Und genau das ist für mich am Ende wichtiger als irgendein Feature, das man zweimal ausprobiert und danach nie wieder benutzt.

Vielen Dank an O₂, dass ich das Redmi Note 15 Pro+ vier Wochen lang testen durfte. 😊

Nach diesem Test werde ich vor allem eines vermissen:

Diese Akkulaufzeit. 🔋😄

 

1 Antwort

o2_Dennis
  • Moderator
  • September 15, 2026

Hey ​@SG-Thomas,

danke für deinen Testbericht. 🙂

Ich mag Fotos lieber etwas natürlicher und möchte möglichst das Bild bekommen, das ich auch tatsächlich aufgenommen habe. Wenn Farben, Kontraste oder andere Bereiche anschließend automatisch verändert werden, gefällt mir das persönlich nicht immer.

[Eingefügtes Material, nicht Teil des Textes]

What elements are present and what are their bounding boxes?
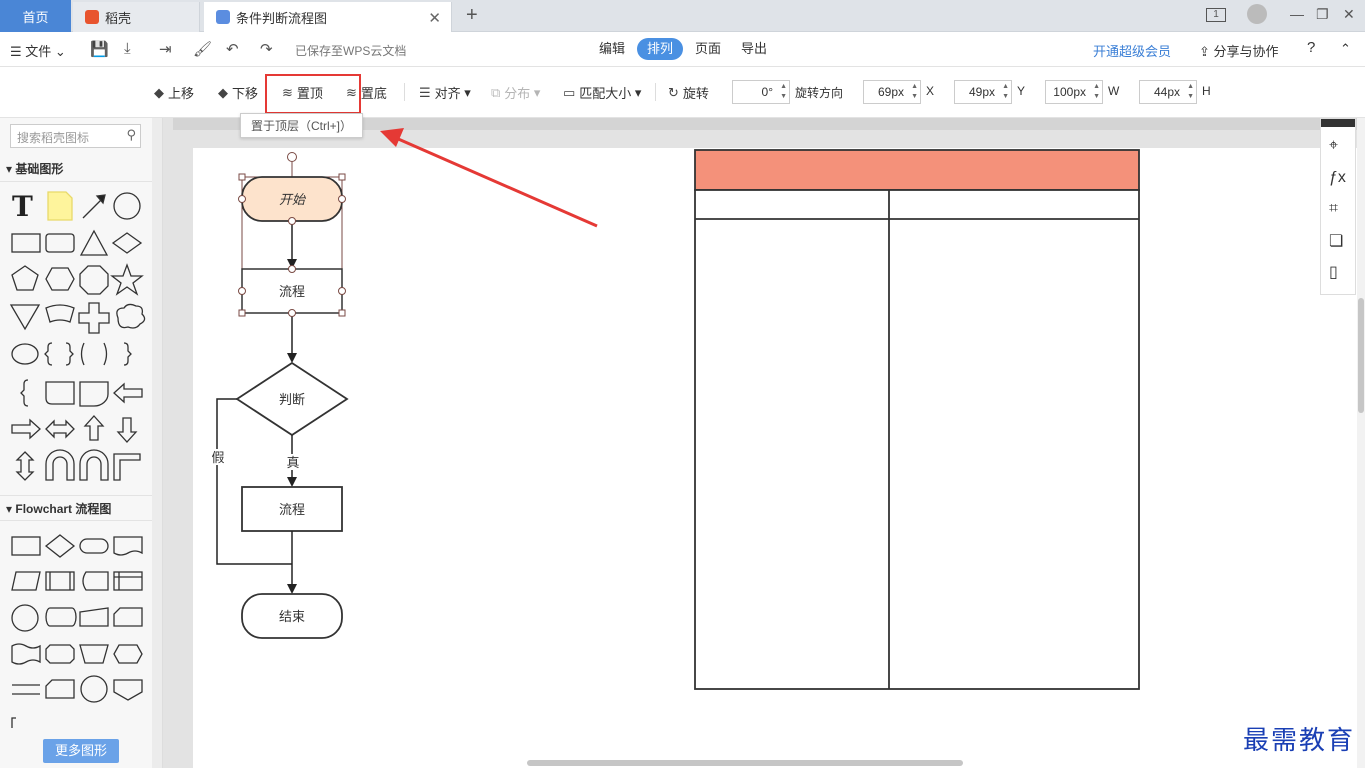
table-body[interactable]: [694, 189, 1140, 690]
false-label: 假: [211, 450, 224, 465]
annotation-arrow-line: [395, 136, 598, 228]
watermark: 最需教育: [1243, 726, 1356, 756]
right-toolbar: ⌖ ƒx ⌗ ❏ ▯: [1320, 118, 1356, 295]
start-node-label: 开始: [279, 192, 306, 207]
annotation-arrow-head: [380, 128, 404, 147]
true-label: 真: [286, 455, 299, 470]
formula-icon[interactable]: ƒx: [1329, 169, 1346, 187]
table-header[interactable]: [694, 149, 1140, 191]
diagram-layer: 开始 流程 判断 真 假 流程 结束: [209, 128, 1140, 690]
decision-node-label: 判断: [279, 392, 305, 407]
rotation-handle[interactable]: [287, 152, 297, 162]
end-node-label: 结束: [279, 609, 305, 624]
page-icon[interactable]: ▯: [1329, 262, 1338, 282]
vertical-scroll-thumb[interactable]: [1358, 298, 1364, 413]
right-toolbar-header: [1321, 119, 1355, 127]
vertical-scrollbar[interactable]: [1357, 118, 1365, 768]
pages-icon[interactable]: ❏: [1329, 231, 1343, 251]
move-icon[interactable]: ⌖: [1329, 137, 1338, 155]
crop-icon[interactable]: ⌗: [1329, 200, 1338, 218]
annotation-highlight: [265, 74, 361, 114]
bring-to-top-tooltip: 置于顶层（Ctrl+]）: [240, 113, 364, 138]
process-node-1-label: 流程: [279, 284, 305, 299]
horizontal-scroll-thumb[interactable]: [527, 760, 963, 766]
process-node-2-label: 流程: [279, 502, 305, 517]
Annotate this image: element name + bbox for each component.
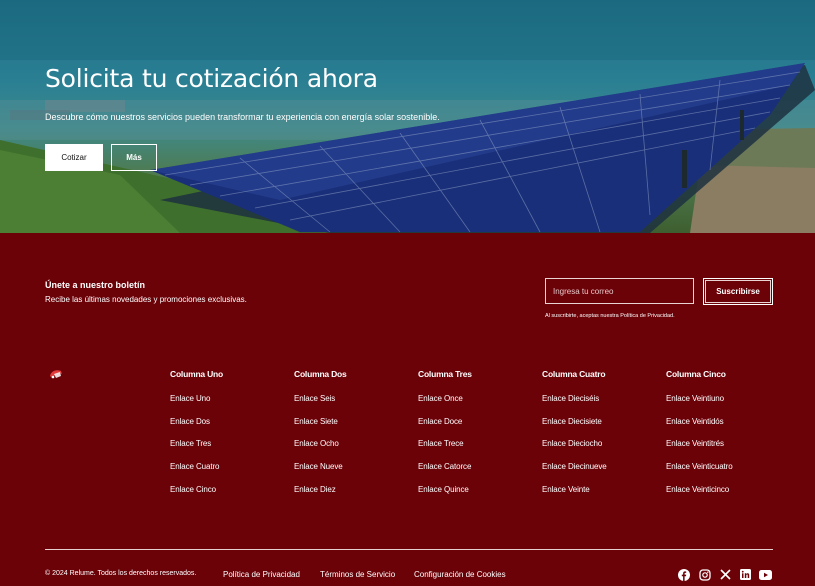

Das ist natürlich zum Teil Geschmackssache. Jemand, der kräftigere und automatisch optimierte Bilder bevorzugt, kann genau diese Funktion wahrscheinlich sogar als Vorteil sehen.

Für mich persönlich ist hier aber weniger manchmal mehr.

Ja, bei Bildern ist es schwierig, da den richtigen Weg zu finden. Darum fände ich es vermutlich auch am besten, wenn die KI da nicht mit dem Tuschkasten über die Bilder geht, sondern die erstmal nur an der einen oder anderen Stelle leicht optimiert, wenn das denn überhaupt notwendig ist. Im Idealfall sagt man der KI dann außerhalb des automatischen Modus, dass jetzt an den Farben und Kontrasten herumgeschraubt werden kann.